Greek partisan (born 1927)

Sara Fortis (שרה פורטיס; born 1927) is a Greek-Israeli former resistance member. During World War II, Fortis fought as part of the Greek resistance against the occupying Axis powers. She later resettled in Israel.

== Biography ==
Sara Fortis was born Sarika Yehoshua in 1927 in Chalkis. She was raised by her mother after her father died early in her life. The family identified themselves as Greek, but practiced aspects of their Jewish faith. Sara was the niece of Mordechai Frizis, a high ranking Jewish officer in the Greek army who would later be killed in Greco-Italian War.

When the German and Italian armies invaded and overran Greece in the spring of 1941, Sarika and her mother disguised their faith and blended into the civilian population; however, in 1943 they fled their home and took refuge in the mountain countryside of Euboea.

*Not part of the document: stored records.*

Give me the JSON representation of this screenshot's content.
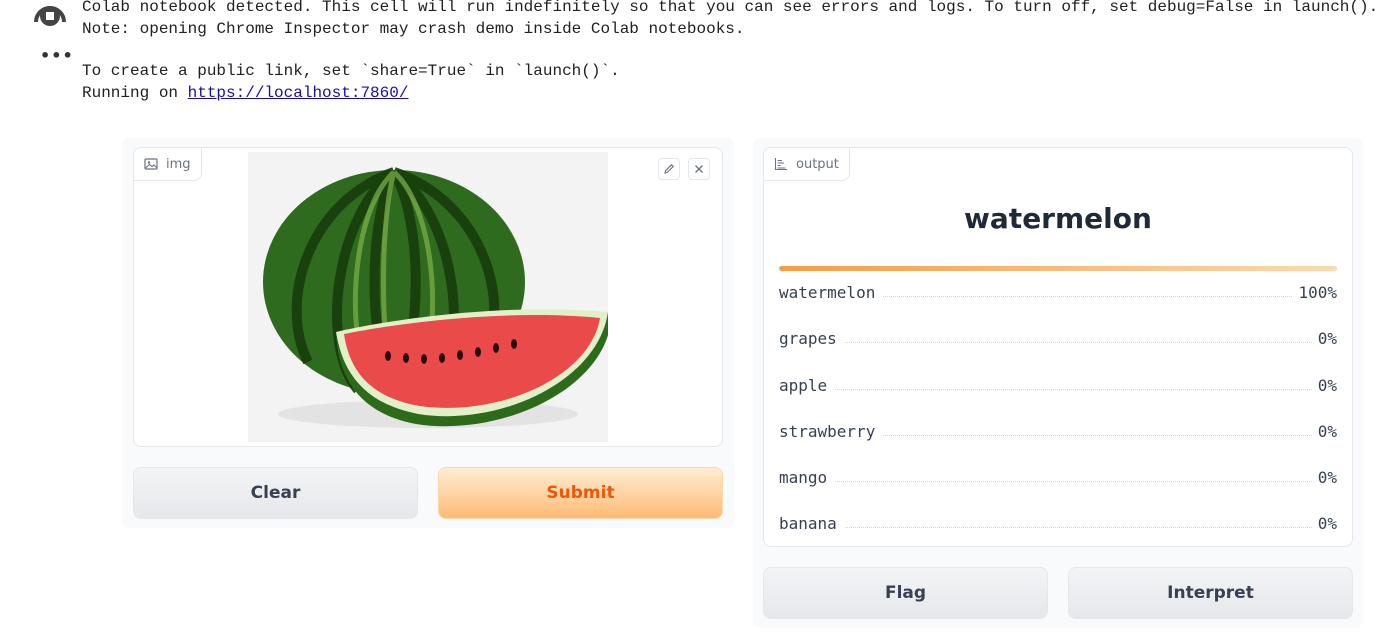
{
  "console": {
    "line1": "Colab notebook detected. This cell will run indefinitely so that you can see errors and logs. To turn off, set debug=False in launch().",
    "line2": "Note: opening Chrome Inspector may crash demo inside Colab notebooks.",
    "line3": "To create a public link, set `share=True` in `launch()`.",
    "line4_prefix": "Running on ",
    "link": "https://localhost:7860/"
  },
  "input": {
    "label": "img",
    "clear_label": "Clear",
    "submit_label": "Submit"
  },
  "output": {
    "label": "output",
    "prediction": "watermelon",
    "confidences": [
      {
        "label": "watermelon",
        "value": "100%"
      },
      {
        "label": "grapes",
        "value": "0%"
      },
      {
        "label": "apple",
        "value": "0%"
      },
      {
        "label": "strawberry",
        "value": "0%"
      },
      {
        "label": "mango",
        "value": "0%"
      },
      {
        "label": "banana",
        "value": "0%"
      }
    ],
    "flag_label": "Flag",
    "interpret_label": "Interpret"
  },
  "colors": {
    "accent": "#ea580c",
    "bar_start": "#f59e42",
    "bar_end": "#fcd9b0"
  },
  "icons": [
    "stop-run-icon",
    "more-icon",
    "image-icon",
    "edit-icon",
    "close-icon",
    "chart-icon"
  ]
}
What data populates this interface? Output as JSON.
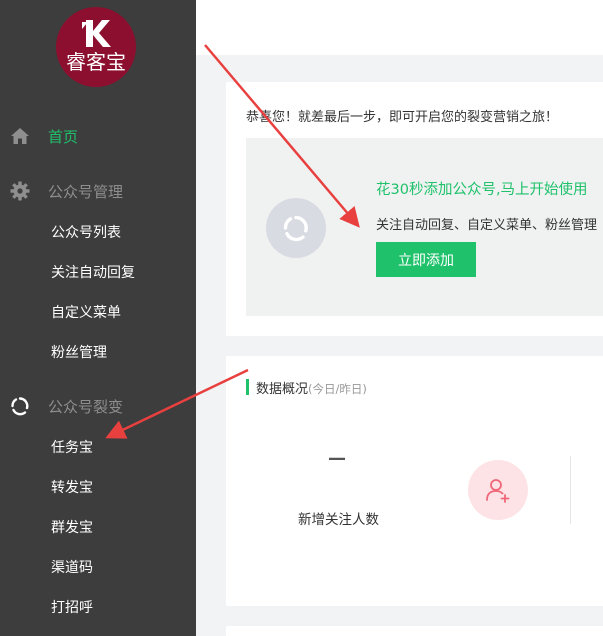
{
  "sidebar": {
    "logo": {
      "text": "睿客宝",
      "mark": "K",
      "color": "#8c0f2f"
    },
    "home": {
      "label": "首页",
      "icon": "home-icon"
    },
    "groups": [
      {
        "label": "公众号管理",
        "icon": "gear-icon",
        "items": [
          "公众号列表",
          "关注自动回复",
          "自定义菜单",
          "粉丝管理"
        ]
      },
      {
        "label": "公众号裂变",
        "icon": "fission-icon",
        "items": [
          "任务宝",
          "转发宝",
          "群发宝",
          "渠道码",
          "打招呼"
        ]
      }
    ]
  },
  "main": {
    "congrats": "恭喜您！就差最后一步，即可开启您的裂变营销之旅！",
    "promo": {
      "title": "花30秒添加公众号,马上开始使用",
      "desc": "关注自动回复、自定义菜单、粉丝管理",
      "button": "立即添加"
    },
    "overview": {
      "title": "数据概况",
      "subtitle": "(今日/昨日)",
      "stat_value": "—",
      "stat_label": "新增关注人数",
      "stat_icon": "add-user-icon"
    }
  },
  "colors": {
    "sidebar_bg": "#3d3d3d",
    "accent_green": "#1fc16b",
    "annotation_red": "#e8403f"
  }
}
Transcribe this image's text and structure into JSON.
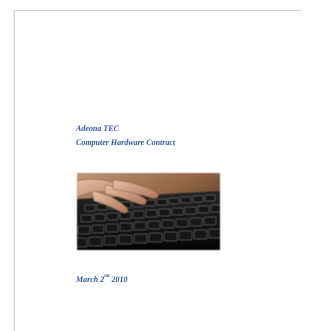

There, Sara became involved in the local Greek resistance movement against the German occupation forces. She focused her efforts on recruiting other women to fight against the Germans; this paid off, and she was able to form a fighting force that specialized in using diversionary tactics to draw German soldiers away from areas that other resistance fighters planned to attack. Despite the success of these actions, Sara and her band were not always credited with their victories, as it was unfathomable that women could accomplish such acts.

By the age of 18, Sara was well-known enough to be referred to as "Captain Sarika". She continued to fight against the Germans until the liberation of Greece in late 1944. After the withdraw of the German army, Greece descended into a state of civil war as left and right wing factions inside the country battled for control. Sara's rebel group was in opposition to the right-wing Greek government, resulting in her eventual arrest. However, she was released and resettled in Israel.

In 1991 her home in Israel was destroyed by an Iraqi SCUD missile during the Persian Gulf War.